A separate resolution requests that parks infrastructure beyond basic sewer, water and roads be made eligible for provincial funding.

Poverty, homelessness and mental health are also prevalent topics this year with renewed calls for a provincial poverty reduction strategy and plan to end homelessness. Notably, the elimination of tax incentives for investment in rental housing has reduced unit availability resulting in high rental rates and rising homelessness. Capital cost allowances to stimulate investment in affordable rental properties and higher rates for shelter assistance are called for.

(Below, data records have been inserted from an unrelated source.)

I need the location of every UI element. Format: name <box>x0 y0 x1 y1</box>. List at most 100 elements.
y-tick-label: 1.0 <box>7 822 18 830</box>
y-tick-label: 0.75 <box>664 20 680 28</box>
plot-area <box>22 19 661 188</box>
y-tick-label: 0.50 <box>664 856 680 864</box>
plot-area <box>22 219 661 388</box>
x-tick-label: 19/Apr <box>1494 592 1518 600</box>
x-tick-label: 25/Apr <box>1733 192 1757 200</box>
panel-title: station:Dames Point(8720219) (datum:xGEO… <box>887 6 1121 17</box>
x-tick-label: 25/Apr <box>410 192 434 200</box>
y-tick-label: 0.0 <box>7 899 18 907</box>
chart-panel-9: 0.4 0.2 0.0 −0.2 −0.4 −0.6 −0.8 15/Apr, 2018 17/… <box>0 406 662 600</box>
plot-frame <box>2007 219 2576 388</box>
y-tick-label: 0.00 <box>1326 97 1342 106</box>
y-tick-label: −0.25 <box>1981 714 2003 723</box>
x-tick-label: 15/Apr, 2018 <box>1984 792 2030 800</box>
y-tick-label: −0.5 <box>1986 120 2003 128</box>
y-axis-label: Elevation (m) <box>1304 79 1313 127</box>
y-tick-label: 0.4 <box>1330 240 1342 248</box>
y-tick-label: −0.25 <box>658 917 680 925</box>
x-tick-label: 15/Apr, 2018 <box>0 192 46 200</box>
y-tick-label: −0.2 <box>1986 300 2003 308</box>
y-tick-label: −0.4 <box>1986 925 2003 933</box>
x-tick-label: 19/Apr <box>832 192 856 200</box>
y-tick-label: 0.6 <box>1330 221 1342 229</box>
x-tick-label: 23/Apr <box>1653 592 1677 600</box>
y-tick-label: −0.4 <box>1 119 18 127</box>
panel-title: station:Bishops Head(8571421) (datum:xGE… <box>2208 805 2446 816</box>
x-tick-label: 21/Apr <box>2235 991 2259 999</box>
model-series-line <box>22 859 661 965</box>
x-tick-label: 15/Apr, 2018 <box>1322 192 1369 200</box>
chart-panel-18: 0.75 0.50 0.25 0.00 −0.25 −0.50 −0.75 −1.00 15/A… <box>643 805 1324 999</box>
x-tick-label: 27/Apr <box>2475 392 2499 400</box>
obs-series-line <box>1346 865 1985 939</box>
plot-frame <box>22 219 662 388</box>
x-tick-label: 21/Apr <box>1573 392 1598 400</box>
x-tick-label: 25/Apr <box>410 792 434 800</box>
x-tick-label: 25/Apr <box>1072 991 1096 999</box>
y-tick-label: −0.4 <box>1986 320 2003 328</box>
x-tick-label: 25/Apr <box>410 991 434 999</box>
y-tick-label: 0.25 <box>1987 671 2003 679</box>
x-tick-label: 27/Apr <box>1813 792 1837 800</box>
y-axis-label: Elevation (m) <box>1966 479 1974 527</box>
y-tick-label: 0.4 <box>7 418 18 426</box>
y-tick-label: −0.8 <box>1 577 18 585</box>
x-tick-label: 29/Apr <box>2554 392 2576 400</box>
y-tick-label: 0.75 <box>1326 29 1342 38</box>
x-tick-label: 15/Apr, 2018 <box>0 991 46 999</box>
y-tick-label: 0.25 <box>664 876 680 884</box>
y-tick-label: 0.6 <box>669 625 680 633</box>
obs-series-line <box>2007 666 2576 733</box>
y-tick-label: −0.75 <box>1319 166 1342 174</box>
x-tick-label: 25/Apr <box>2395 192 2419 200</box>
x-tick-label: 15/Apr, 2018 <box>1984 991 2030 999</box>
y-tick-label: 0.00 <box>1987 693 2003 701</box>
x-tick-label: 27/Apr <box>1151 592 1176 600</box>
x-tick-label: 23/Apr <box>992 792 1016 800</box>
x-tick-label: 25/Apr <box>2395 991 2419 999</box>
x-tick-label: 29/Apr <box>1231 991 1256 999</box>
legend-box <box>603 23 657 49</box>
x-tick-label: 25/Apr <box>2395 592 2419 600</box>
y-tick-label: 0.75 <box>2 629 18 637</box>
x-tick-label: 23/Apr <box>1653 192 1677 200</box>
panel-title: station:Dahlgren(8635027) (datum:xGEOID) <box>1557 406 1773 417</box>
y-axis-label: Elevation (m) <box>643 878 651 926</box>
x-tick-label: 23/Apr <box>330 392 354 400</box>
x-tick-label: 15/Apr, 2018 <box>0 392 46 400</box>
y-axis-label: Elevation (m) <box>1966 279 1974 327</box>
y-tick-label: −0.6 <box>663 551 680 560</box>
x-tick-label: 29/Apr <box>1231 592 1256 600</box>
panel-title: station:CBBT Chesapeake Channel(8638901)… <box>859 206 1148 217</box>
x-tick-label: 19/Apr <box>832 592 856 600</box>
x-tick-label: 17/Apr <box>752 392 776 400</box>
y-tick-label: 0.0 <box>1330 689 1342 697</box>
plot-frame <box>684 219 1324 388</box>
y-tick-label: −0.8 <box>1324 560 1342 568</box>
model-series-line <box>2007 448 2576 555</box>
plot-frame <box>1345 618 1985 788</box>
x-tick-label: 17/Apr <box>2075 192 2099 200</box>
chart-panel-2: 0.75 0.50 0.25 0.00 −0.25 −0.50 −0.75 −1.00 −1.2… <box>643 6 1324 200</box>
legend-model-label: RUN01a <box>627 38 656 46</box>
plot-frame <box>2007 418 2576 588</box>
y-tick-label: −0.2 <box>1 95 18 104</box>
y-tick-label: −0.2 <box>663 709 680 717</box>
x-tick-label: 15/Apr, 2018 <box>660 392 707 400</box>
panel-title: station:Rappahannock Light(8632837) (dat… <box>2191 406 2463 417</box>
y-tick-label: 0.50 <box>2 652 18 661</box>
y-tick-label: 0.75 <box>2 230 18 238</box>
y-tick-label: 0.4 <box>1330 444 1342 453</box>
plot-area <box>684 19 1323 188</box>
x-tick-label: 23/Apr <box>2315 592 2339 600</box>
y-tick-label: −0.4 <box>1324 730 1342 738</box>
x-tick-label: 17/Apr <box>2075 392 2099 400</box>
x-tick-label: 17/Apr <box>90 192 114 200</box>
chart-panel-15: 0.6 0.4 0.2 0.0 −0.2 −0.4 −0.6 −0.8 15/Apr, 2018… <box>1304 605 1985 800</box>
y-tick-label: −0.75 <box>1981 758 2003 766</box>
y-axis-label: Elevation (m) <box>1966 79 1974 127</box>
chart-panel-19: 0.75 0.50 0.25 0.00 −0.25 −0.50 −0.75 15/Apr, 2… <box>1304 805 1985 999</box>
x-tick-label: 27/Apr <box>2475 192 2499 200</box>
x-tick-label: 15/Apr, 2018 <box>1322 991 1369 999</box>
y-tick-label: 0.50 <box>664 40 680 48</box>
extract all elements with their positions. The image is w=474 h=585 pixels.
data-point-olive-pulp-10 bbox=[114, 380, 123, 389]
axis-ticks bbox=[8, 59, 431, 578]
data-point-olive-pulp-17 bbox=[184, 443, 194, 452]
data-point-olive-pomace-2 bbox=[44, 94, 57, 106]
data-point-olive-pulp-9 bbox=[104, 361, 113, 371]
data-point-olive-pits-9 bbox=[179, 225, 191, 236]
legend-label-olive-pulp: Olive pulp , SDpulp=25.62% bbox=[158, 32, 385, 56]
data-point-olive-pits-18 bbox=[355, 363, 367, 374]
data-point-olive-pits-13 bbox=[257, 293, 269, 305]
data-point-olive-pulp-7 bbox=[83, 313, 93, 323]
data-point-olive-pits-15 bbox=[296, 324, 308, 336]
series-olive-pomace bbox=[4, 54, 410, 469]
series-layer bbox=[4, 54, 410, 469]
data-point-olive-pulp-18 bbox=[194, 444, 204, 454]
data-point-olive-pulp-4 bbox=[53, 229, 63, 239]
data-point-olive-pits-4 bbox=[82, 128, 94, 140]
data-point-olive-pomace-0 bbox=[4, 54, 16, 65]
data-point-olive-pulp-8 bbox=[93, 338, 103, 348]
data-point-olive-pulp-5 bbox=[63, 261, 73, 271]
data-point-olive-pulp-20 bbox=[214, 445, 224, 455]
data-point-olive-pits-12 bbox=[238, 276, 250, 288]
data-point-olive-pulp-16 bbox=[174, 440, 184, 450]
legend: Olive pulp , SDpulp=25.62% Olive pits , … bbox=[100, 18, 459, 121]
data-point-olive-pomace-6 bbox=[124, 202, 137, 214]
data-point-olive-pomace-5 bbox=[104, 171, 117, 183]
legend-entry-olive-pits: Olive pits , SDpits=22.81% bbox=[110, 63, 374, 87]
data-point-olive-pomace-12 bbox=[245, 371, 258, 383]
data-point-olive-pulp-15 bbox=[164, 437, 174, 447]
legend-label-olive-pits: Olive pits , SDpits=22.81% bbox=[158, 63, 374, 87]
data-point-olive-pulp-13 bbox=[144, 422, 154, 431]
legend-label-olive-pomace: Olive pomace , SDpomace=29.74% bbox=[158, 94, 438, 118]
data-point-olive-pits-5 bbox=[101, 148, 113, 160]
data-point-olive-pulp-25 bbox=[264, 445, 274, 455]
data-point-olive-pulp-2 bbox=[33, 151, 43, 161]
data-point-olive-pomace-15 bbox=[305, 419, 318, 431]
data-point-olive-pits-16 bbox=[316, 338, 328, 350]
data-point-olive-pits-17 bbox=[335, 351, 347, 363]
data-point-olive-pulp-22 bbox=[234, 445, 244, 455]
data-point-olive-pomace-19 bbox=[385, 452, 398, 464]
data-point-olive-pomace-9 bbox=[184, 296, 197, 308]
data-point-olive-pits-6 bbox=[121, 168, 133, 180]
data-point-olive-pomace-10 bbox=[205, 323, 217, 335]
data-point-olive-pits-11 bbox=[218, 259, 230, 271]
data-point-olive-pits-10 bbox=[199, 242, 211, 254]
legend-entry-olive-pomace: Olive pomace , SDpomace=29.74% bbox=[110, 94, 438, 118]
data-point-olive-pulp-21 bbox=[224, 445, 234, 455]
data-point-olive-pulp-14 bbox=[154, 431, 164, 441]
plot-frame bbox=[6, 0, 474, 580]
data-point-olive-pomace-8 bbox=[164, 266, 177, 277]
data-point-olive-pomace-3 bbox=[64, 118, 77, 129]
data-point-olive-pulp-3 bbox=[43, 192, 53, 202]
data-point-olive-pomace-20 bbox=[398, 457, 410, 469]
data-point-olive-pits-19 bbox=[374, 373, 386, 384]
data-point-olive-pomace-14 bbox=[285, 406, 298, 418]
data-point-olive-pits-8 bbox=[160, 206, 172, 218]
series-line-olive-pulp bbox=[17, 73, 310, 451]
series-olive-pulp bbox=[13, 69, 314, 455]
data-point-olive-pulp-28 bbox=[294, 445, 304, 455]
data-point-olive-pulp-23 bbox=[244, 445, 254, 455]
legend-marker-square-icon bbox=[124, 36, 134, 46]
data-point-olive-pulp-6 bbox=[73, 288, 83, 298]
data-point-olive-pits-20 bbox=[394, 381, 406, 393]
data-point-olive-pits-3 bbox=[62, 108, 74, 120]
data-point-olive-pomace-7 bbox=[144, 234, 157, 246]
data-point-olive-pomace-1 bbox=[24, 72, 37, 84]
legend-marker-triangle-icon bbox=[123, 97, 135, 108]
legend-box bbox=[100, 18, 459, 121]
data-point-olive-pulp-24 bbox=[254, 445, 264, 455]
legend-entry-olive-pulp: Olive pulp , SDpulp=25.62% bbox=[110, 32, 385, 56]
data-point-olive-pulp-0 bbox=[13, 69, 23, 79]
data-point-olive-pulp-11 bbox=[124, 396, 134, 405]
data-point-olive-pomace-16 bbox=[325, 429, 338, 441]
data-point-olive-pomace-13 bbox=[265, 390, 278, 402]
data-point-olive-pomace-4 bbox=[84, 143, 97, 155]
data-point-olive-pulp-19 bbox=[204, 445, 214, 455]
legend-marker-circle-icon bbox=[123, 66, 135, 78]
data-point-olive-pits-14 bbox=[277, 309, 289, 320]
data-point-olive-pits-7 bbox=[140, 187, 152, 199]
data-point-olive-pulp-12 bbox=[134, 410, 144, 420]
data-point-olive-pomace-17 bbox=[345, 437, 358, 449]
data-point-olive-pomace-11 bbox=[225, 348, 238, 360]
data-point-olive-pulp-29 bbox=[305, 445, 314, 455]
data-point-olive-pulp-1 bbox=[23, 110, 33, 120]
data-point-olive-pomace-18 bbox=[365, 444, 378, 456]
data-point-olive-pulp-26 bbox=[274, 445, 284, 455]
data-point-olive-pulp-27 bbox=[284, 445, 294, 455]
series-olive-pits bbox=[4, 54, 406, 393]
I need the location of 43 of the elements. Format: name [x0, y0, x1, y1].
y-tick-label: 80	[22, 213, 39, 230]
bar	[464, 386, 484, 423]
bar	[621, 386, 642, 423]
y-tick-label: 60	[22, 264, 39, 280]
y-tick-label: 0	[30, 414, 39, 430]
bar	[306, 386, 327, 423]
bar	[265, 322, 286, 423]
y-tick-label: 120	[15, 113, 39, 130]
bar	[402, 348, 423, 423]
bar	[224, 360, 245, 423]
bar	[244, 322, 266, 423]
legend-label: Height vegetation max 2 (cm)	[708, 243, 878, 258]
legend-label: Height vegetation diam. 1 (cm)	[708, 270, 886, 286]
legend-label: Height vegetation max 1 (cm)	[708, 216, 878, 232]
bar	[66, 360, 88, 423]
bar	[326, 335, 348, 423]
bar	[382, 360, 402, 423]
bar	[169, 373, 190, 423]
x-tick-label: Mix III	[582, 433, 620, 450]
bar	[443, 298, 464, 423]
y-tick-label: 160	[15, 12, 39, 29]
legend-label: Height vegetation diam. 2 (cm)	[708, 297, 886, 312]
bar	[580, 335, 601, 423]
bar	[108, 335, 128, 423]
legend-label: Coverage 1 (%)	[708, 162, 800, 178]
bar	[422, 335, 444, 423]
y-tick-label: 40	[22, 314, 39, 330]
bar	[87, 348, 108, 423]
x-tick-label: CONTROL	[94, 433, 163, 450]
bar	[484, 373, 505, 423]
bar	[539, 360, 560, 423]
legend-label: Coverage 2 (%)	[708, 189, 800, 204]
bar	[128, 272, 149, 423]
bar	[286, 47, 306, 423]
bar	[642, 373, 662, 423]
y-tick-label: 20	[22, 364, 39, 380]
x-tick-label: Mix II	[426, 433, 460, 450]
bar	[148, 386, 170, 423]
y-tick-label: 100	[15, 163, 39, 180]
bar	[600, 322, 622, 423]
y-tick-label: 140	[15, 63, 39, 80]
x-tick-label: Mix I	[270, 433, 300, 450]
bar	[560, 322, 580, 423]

There are also requests that the provincial government provide additional resources for mental health and addictions through improved integration of health and psychiatric care, criminal justice reform and adequate access to affordable housing.

Related resolutions seek to ensure that criminal offenders are charged and sentenced but also supported by programs effectively addressing underlying addiction or mental health problems as recommended by the blue ribbon panel on crime reduction.

There many more interesting, important and progressive resolutions on a wide spectrum of topics to be considered this week. Wildfire prevention, emergency preparedness, public education, violence against women, rail safety, electronic voting, and the addition of unpaid bylaw fines to property tax bills serve to illustrate the breadth of issues covered. But for time and space limitations I would share more.

Instead, I will continue to research and consider where my votes will be best placed to move forward those resolutions that are most relevant, urgent and likely to succeed.

Nelson city councillor Valerie Warmington shares this space with her council colleagues each week.